Is there any way of making a theory of computability over $\sf HC$ work, or are things doomed from the get go?
 A: One of the big problems is that $\mathsf{HC}$, unlike $\mathsf{HF}$, is rather underspecified by the usual axioms of set theory.
For example, one possibility is that $\mathsf{HC}=L_{\omega_1}$. Admissible levels of the $L$-hierarchy support a very good analogue of computability theory, namely $\alpha$-recursion theory. Sacks' book Higher recursion theory has a wealth of information on the topic; in particular, most standard priority arguments go through pretty effortlessly in $L_{\omega_1}$ (although there are exceptions, e.g. the existence of maximal c.e. sets). On the other hand, if for example we have large cardinals in our universe then $\mathsf{HC}$ lacks any simply-definable well-ordering, and this stands in the way of any sort of argument which would involve enumerating Turing machines.
I think it's helpful to identify four types of "computability on a transitive set" $T$:

*

*In admissible recursion theory, we assume $T\models\mathsf{KP}$ (= Kripke-Platek set theory). In such a $T$ we have a natural notion of "finite" (= "element of $T$") and "c.e." (= "$\Sigma_1(T)$") which behave not too badly; however, we don't generally have a simple well-ordering of the universe so we can't perform searches or set up priority arguments.
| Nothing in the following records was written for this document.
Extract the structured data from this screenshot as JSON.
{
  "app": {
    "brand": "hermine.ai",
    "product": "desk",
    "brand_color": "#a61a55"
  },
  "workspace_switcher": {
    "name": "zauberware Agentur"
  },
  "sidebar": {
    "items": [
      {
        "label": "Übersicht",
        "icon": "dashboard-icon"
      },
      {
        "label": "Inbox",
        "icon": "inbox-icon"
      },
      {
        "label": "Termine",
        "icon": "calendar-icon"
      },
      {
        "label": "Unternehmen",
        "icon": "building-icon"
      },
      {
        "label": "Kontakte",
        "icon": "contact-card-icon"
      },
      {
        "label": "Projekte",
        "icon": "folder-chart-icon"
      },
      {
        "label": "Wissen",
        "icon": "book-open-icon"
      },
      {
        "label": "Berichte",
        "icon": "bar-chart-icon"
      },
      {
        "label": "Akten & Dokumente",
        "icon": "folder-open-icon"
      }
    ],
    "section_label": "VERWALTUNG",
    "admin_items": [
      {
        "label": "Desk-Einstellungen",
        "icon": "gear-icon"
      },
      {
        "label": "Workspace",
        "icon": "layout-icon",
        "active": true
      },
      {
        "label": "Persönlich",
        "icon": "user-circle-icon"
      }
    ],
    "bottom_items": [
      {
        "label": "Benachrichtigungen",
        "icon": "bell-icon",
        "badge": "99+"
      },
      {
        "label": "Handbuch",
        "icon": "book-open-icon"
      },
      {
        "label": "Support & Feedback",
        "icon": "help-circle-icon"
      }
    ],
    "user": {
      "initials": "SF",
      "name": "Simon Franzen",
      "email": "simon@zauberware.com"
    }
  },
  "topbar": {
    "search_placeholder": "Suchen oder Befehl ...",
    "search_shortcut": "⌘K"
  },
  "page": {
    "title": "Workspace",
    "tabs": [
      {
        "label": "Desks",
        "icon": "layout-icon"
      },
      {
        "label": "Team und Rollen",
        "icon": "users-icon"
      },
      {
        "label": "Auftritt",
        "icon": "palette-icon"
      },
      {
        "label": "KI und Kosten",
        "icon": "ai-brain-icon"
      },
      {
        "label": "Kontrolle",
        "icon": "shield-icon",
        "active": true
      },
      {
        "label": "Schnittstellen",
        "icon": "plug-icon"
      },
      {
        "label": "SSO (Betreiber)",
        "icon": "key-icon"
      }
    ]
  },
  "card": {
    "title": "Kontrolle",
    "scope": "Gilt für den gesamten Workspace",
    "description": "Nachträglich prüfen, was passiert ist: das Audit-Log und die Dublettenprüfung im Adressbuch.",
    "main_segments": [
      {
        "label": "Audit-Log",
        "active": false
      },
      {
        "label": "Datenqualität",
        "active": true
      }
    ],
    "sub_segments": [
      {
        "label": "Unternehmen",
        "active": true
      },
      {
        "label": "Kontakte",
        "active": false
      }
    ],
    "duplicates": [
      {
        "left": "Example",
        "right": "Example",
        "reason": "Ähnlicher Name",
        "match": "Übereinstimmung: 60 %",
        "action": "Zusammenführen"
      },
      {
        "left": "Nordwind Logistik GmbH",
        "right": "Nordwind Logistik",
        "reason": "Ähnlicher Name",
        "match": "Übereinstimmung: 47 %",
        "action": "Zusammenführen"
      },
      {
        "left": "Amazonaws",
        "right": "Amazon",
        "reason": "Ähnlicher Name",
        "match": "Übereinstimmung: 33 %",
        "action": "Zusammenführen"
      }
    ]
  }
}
*In $\alpha$-recursion theory, $T=L_\alpha$ for some admissible ordinal $\alpha$. This improves on the previous bulletpoint, and $\alpha$-recursion generalizes classical computability theory rather well.


*In $\beta$-recursion theory, $T=L_\beta$ for some non-admissible ordinal $\beta$. This is the dual situation to admissible recursion theory: we completely sacrifice replacement but require full "search capability." At this point the notion of finiteness becomes rather more nuanced; see Maass' paper, Recursively invariant $\beta$-recursion theory.


*In principle we could keep going and look at transitive sets satisfying very weak set theories. Certainly there is work on such topics (see e.g. various papers of Mathias); however, my opinion is that in the absence of both replacement and searchability there isn't much computability-theoretic character left.